Anemia and poor cognition at baseline were associated with an increased risk of depression at follow-up (OR = 5.73, 95% CI: 1.58-20.78). Global cognition was also an effect modifier of the longitudinal association between the severity of anemia and depression.
In international samples of older adults, anemia, as well as the severity of anemia, were independent risk factors for depression, and the effect of these associations was modified by global cognition. The findings highlight an important issue as to whether depression in old age may be at least partially preventable through public health interventions to correct low Hb levels.

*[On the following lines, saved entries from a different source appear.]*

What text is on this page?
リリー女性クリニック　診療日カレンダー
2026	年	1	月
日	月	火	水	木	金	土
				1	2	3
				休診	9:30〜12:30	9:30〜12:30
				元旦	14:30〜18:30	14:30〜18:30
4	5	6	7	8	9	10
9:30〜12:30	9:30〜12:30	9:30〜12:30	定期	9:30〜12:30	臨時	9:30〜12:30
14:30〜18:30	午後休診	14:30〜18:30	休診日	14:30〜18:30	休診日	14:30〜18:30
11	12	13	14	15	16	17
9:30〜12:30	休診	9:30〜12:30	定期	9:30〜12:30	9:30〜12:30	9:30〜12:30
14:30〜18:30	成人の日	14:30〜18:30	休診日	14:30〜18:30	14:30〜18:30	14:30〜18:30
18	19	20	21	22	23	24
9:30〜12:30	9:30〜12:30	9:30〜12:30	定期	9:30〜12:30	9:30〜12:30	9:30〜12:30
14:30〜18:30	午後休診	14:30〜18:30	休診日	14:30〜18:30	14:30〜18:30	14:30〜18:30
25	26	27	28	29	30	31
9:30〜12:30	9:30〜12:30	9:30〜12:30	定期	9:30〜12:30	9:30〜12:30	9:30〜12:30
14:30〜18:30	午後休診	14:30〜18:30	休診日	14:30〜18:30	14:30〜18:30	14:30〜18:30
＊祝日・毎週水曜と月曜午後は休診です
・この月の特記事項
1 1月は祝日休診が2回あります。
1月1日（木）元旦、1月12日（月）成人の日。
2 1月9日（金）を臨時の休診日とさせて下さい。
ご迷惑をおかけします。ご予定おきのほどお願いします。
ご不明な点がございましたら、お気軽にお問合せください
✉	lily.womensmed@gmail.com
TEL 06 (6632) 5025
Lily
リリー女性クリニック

研究贫血与抑郁之间的关系,以及性别和整体认知是否会在 4 年的随访中改变这种关系。
对一项国际队列研究进行的纵向分析。
国际老龄化流动研究(IMIAS)中的老年人,基线时年龄在 65 至 74 岁之间。
参与者是在纳塔尔(巴西)、马尼萨莱斯(哥伦比亚)、金斯敦(安大略省,加拿大)和圣-亚森松(魁北克,加拿大)招募的。研究结果是抑郁,由流行病学研究中心抑郁量表的得分≥16 定义。使用广义估计方程检查了 4 年随访期间的纵向关联。认知是通过拉雷纳认知测试确定的,得分≤22 表示认知能力差。模型还调整了研究地点、婚姻状况、饮酒状况、体重指数、慢性疾病、日常生活活动障碍和多种药物治疗。
基线时的贫血和认知能力差与随访时的抑郁风险增加有关(OR=5.73,95%CI:1.58-20.78)。整体认知也是贫血严重程度与抑郁之间纵向关联的效应修饰因素。
在国际老年人群样本中,贫血以及贫血的严重程度是抑郁的独立危险因素,这些关联的影响受到整体认知的调节。这些发现强调了一个重要问题,即老年期的抑郁是否至少可以通过纠正低 Hb 水平的公共卫生干预措施来部分预防。